When Kerry Group announced its full-year results on Thursday 15 February, it said that it would begin a further share buyback programme once the current €300m operation ended.

This has led to some questions from readers as to what a buyback programme actually is and how it might impact ordinary shareholders.

The first thing to know about a share buyback programme, in general, is that it does exactly what it says on the tin. The company, or its agents, go to the stock exchange and buy shares at the prevailing market price.

Those shares are then removed from trading by the company and either held on the balance sheet as treasury shares or simply extinguished by the company.

Companies have several reasons for engaging in share buybacks. They may wish to boost the share price of the company – eg if a company is worth €1m and has 1m shares issued, each share would be worth €1 each. If the company bought back 200,000 shares, leaving 800,000 issued, then each share would be worth €1,000,000 divided by 800,000 or €1.25 each.

If the company’s divided payout remained fixed from year to year, then the payout per share would also rise.

Using the same numbers as above, if the company distributed €100,000 in profits each year, the payout to each shareholder would rise from 10c per share to 12.5c per share.

There is also an advantage for companies that find themselves with extra cash in doing share buybacks instead of increasing dividends.

Dividends

Shareholders tend to look for dividends to be stable or increasing over time.

If a company finds itself with excess cash, putting it to work on temporary share buyback schemes means it can return money to shareholders without locking in expectations on dividend growth.

Again, using the example above, if the company decided rather than buying back €200,000 of shares it would pay an extra €200,000 in dividends bringing the payment to 30c a share, it might lock in an expectation of that payment being repeated in future years.

Criticisms

There are some criticisms of share buybacks generally. The main one is that a company doing buybacks could be seen as one that does not have other opportunities for the cash.

Shareholders would often rather the company invested the cash in expansion that would increase the overall value of the company and push the share price higher that way.

There are also arguments that the company should just hold on to the cash to provide a buffer in case of difficult trading conditions in future.

The Kerry buyback

Looking at the specifics of the Kerry buyback, there are some things worth noting.

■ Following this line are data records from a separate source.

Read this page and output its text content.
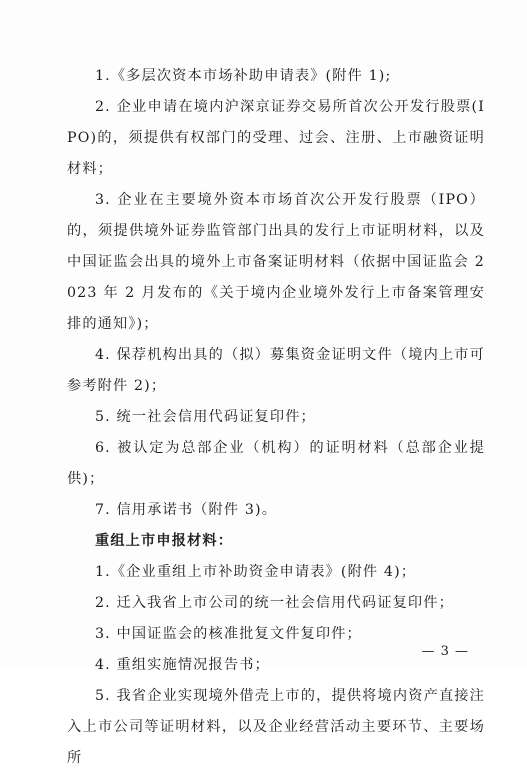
1.《多层次资本市场补助申请表》(附件 1);

2. 企业申请在境内沪深京证券交易所首次公开发行股票(IPO)的，须提供有权部门的受理、过会、注册、上市融资证明材料；

3. 企业在主要境外资本市场首次公开发行股票（IPO）的，须提供境外证券监管部门出具的发行上市证明材料，以及中国证监会出具的境外上市备案证明材料（依据中国证监会 2023 年 2 月发布的《关于境内企业境外发行上市备案管理安排的通知》)；

4. 保荐机构出具的（拟）募集资金证明文件（境内上市可参考附件 2)；

5. 统一社会信用代码证复印件；

6. 被认定为总部企业（机构）的证明材料（总部企业提供)；

7. 信用承诺书（附件 3)。

重组上市申报材料：

1.《企业重组上市补助资金申请表》(附件 4)；

2. 迁入我省上市公司的统一社会信用代码证复印件；

3. 中国证监会的核准批复文件复印件；

4. 重组实施情况报告书；

5. 我省企业实现境外借壳上市的，提供将境内资产直接注入上市公司等证明材料，以及企业经营活动主要环节、主要场所

— 3 —
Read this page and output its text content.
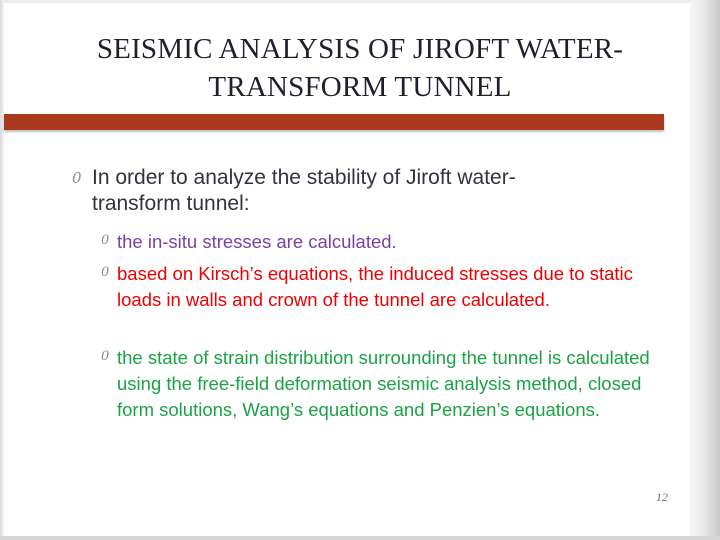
SEISMIC ANALYSIS OF JIROFT WATER-
TRANSFORM TUNNEL
0 In order to analyze the stability of Jiroft water-transform tunnel:
0 the in-situ stresses are calculated.
0 based on Kirsch’s equations, the induced stresses due to static loads in walls and crown of the tunnel are calculated.
0 the state of strain distribution surrounding the tunnel is calculated using the free-field deformation seismic analysis method, closed form solutions, Wang’s equations and Penzien’s equations.
12
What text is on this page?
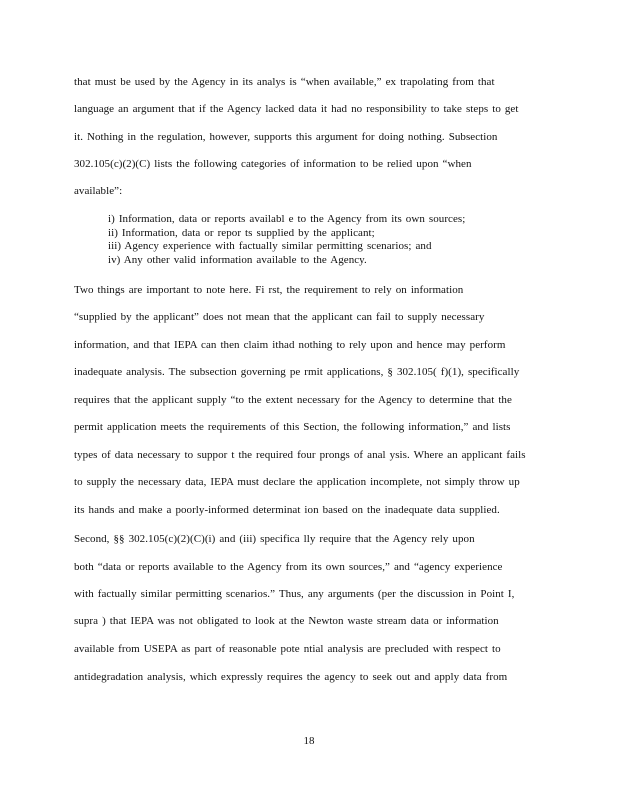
that must be used by the Agency in its analys is “when available,” ex trapolating from that
language an argument that if the Agency lacked data it had no responsibility to take steps to get
it. Nothing in the regulation, however, supports this argument for doing nothing. Subsection
302.105(c)(2)(C) lists the following categories of information to be relied upon “when
available”:
i) Information, data or reports availabl e to the Agency from its own sources;
ii) Information, data or repor ts supplied by the applicant;
iii) Agency experience with factually similar permitting scenarios; and
iv) Any other valid information available to the Agency.
Two things are important to note here. Fi rst, the requirement to rely on information
“supplied by the applicant” does not mean that the applicant can fail to supply necessary
information, and that IEPA can then claim ithad nothing to rely upon and hence may perform
inadequate analysis. The subsection governing pe rmit applications, § 302.105( f)(1), specifically
requires that the applicant supply “to the extent necessary for the Agency to determine that the
permit application meets the requirements of this Section, the following information,” and lists
types of data necessary to suppor t the required four prongs of anal ysis. Where an applicant fails
to supply the necessary data, IEPA must declare the application incomplete, not simply throw up
its hands and make a poorly-informed determinat ion based on the inadequate data supplied.
Second, §§ 302.105(c)(2)(C)(i) and (iii) specifica lly require that the Agency rely upon
both “data or reports available to the Agency from its own sources,” and “agency experience
with factually similar permitting scenarios.” Thus, any arguments (per the discussion in Point I,
supra ) that IEPA was not obligated to look at the Newton waste stream data or information
available from USEPA as part of reasonable pote ntial analysis are precluded with respect to
antidegradation analysis, which expressly requires the agency to seek out and apply data from
18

The 2023 annual general meeting (AGM) of shareholders voted in favour of a resolution authorising the company to buy back up to 10% of its shares. That set a limit of 17,707,452 on the total number of shares that could be bought. Shares that are bought are extinguished by Kerry.

It is up to management to decide how many shares to buy, how much to spent and the timing of any programme.

There is no obligation on management to buy back all, or any, of the shares within the limit.

The first buyback programme, totalling €300m, was started on 1 November last year and is still ongoing.

Purchases in February have run at an average of just under €4m per day (note shares can only be purchased on days the stock market is open).

The current programme is due to continue until either the end of April or when the €300m is spent, or when management decide to end it.

Last week’s full-year results announced that the current programme would be followed by another, with details of the next programme to be revealed after the current programme ends.

As of 19 February, Kerry had bought back 2,724,547 shares and spent €209m (Figure 1).

Since the programme began, the share price has increased from €73 per share to approximately €79 per share.